- Historic Sites
Who We Fight
A year after the September attacks, it has become clear that ours is a very old enemy.
August/September 2002 | Volume 53, Issue 4
Our problems with religious tyrants and god-haunted terrorists are never with strong men but with weak men desperate to prove their strength to their God. The man who, with alacrity and even delight, sacrifices other human beings for his own salvation is the most enduring enemy of all that we term “humane.” The Aztec priest and the punitive Catholic king, the Protestant madman, the fanatical Muslim and the Hindu assassin are all disciples of the same godhead. Faulty, bloody isms come and go, as empires rise and fall, and each renaissance of the spirit or the arts leads to an eventual twilight. All things created by man acquire a lifespan, be it short or long. But there is no sign, on earth or in the heavens, that the character of man has evolved in the least down the millennia.
Cain is the enduring human archetype, the man who lights the fire beneath the martyr and who sends passenger jets crashing into office towers. On that hot day when Cain first raised his hand against his brother, surely Abel’s fate was sealed, above all, by his desire to talk things over, to explain and compromise. Fanatics hate the sound of reasoned words.
Philip II inherited an empire near its apogee, a world within a world, so powerful and vast that its greatest threats came not from without but within. Although the Turks chewed upon Europe’s extremities and English privateers nibbled at Spain’s treasure fleets, the body of Philip’s empire should have grown stronger during his reign, nourished by the vigorous capitalism of his majesty’s Netherlands and the silver wealth of Spain’s New World possessions. But Philip sacrificed the brightest of his territories and condemned the greatest power of the age to decline and ultimate failure to placate his cruel vision of his God.

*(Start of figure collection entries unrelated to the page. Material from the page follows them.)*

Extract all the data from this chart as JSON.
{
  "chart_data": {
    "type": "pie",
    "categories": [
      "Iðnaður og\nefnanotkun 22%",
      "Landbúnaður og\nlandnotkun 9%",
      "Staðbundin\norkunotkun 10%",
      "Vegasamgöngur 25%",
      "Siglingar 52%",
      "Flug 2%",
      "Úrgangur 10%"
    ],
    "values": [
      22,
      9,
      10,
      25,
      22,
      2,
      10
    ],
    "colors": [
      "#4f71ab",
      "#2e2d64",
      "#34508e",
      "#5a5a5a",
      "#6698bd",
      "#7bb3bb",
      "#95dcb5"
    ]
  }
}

The strength of Philip II and bin Laden lies in the rigor of their intolerance, but that strength contains the seeds of their destruction.
Much has been made over the past half-century, by the Annales school of historians and others, of the irrelevance of individuals and the irresistible power of the mass to determine history’s direction; to a degree, this was a needed corrective to the “great man” theory of history, but the critique was carried to insupportable extremes. Perhaps now, in a new century, we may find our way to a balanced view of history, recognizing that it is sometimes the mass and sometimes the man—and often both—that wrenches the future from the past. Osama bin Laden may be a man of great evil, but he is a great man, nonetheless, in his effect upon his times (like Philip, he will have brought calamity down upon his own kind, not upon his enemies). Certainly, Philip II was the great man of his age, although his achievements consistently benefited those whom he opposed. His intolerance drove the pacific Netherlands to learn the arts of war and fight a 40-year struggle for independence; the pious rigor he imposed on Spain discouraged commerce, creativity, and merit, relying on military power as unsustainable in the long term as it was ineffective in the shorter term; the wealth Spain’s colonies poured into his treasury destroyed the ethics and initiative of his state, its population, and even its priests (as oil wealth has ravaged Arab civilization); and his uncompromising commitment to his faith, carried to extremes no other mass murderer acting in the name of ideology achieved until the twentieth century, finally ensured the survival of the Protestant faith he sought so long to exterminate. His only enthusiasm was for heaven, and he dutifully created hell on earth.
Were Osama bin Laden to realize the power for which he longs, his reign would be no less savage. Killing heretics and unbelievers—even brothers of less rigorous faith—is a form of prayer for fanatics in every religion. There is no more dangerous man on earth than the one who views killing as cleansing.
It has become fashionable among academic historians—those profound enemies of history—to discount the “black legend” of Spanish misbehavior. But Spain under Philip II was as grim as the vivid Protestant writers—not least Schiller—of the High Romantic era portrayed it. The most creative elements of Spain’s population lived in terror, and subject peoples, in Europe and the Americas, suffered incalculably. Philip built nothing but the Escorial, the living tomb in which he buried himself, an edifice that does not even rise to the taste of a Hitler but languishes as the monument of that Ceaucescu among believers. Philip drained his empire and destroyed his own family. He crippled his religion and made it hated. And he died, as Osama bin Laden will (or, perhaps, already has), convinced that he had been God’s humble tool.